Precision radiotherapy is the essence of modern day treatment for head and neck cancers, which utilizes accurate delineation of target volumes for accurate dose delivery. Volumetric measurement of the tumour depicts the number of clonogenic cells present and thus can predict the treatment outcomes.
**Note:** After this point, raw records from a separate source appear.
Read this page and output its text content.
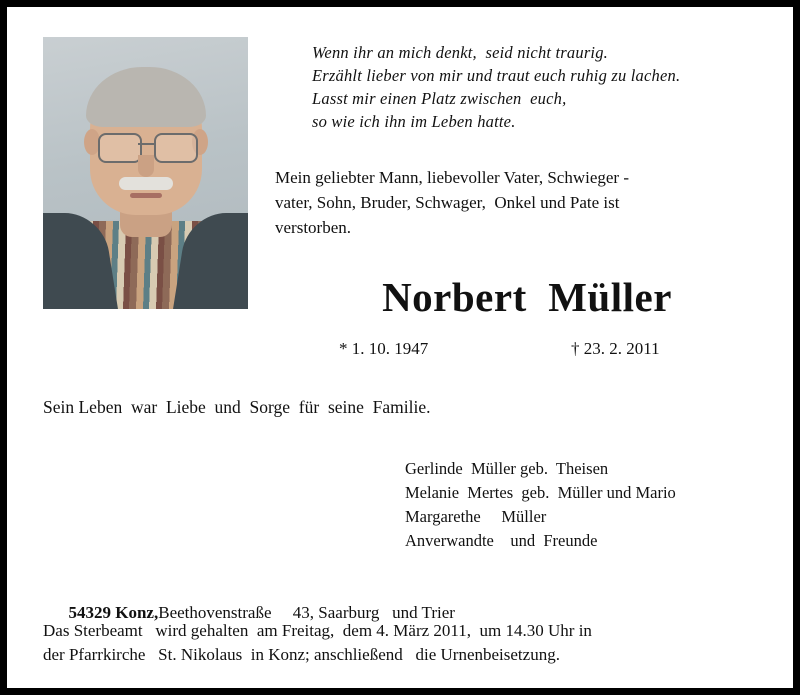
Wenn ihr an mich denkt,  seid nicht traurig.
Erzählt lieber von mir und traut euch ruhig zu lachen.
Lasst mir einen Platz zwischen  euch,
so wie ich ihn im Leben hatte.
Mein geliebter Mann, liebevoller Vater, Schwieger -
vater, Sohn, Bruder, Schwager,  Onkel und Pate ist
verstorben.
Norbert  Müller
* 1. 10. 1947	† 23. 2. 2011
Sein Leben  war  Liebe  und  Sorge  für  seine  Familie.
Gerlinde  Müller geb.  Theisen
Melanie  Mertes  geb.  Müller und Mario
Margarethe     Müller
Anverwandte    und  Freunde

54329 Konz,Beethovenstraße     43, Saarburg   und Trier

Das Sterbeamt   wird gehalten  am Freitag,  dem 4. März 2011,  um 14.30 Uhr in
der Pfarrkirche   St. Nikolaus  in Konz; anschließend   die Urnenbeisetzung.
This volume defined as GTV in the routine radiotherapy planning has been limited for mere contouring purpose and its potential as prognostic factor is less explored.

Material and Methods

The data of 150 patients of head and neck cancer undergoing IMRT and weekly cisplatin (40mg/m2) between April 2015 and December 2019 at our Institution were retrospectively analyzed. GTVp (primary), GTVn (node) and GTVcombo (primary + node) contoured on eclipse treatment planning system version 13 were used to generate the volumetric parameters. The prognostic value of these tumour volumes with respect to treatment outcomes was analyzed using SPSS version 16.

Results

Median age at presentation was 58.5 years. 73% were male. 42.6%, 36.6% and 20.6% had Oropharynx, Hypopharynx and Larynx primaries respectively. 16%, 62%, 19% and 3% had T2, T3, T4a and T4b disease; 32%, 23%, 41% and 3% had N0, N1, N2 and N3 disease respectively.  50% had stage III disease. Mean GTVp was 44.5cc (range 2.4 – 169.3), mean GTVn was 13.4cc (range 0 – 156.1) and mean GTVcombo was 57.9cc (range 2.4 – 227.2). All patients completed 70Gy in 33-35 fractions; median chemotherapy cycles were 6. 64% had complete response (CR). Comparison of GTV with CR rates was done using Pearson Chi-Square test, GTVp <30cc had better CR rates than GTVp >30cc (82.6% v/s 51.9%, p=0.00), GTVn <4cc had better CR rates than GTVn >4cc (74% v/s 58.4%, p=0.04) and GTVcombo <50cc had better CR rates than GTVcombo >50cc (81.5% v/s 47.8%, p=0.00). At median follow up of 21.4 months (range 3 – 71) OS was 60% and median OS was 32.3 months. Estimated 3 and 5 year OS was 49% and 42%.  On Univariate analysis the median OS in patients with GTVp < 30cc was better than GTVp >30cc (59.2 v/s 21.4 months, p=0.003); GTVn <4cc was better than >4cc (59.2 v/s 22.2 months, p=0.019); and GTVcombo <50cc was better than >50cc (59.2 vs 19.8 months, p=0.001).



Conclusion

GTV should not just be limited for contouring but also has to be recognized as an important prognostic factor.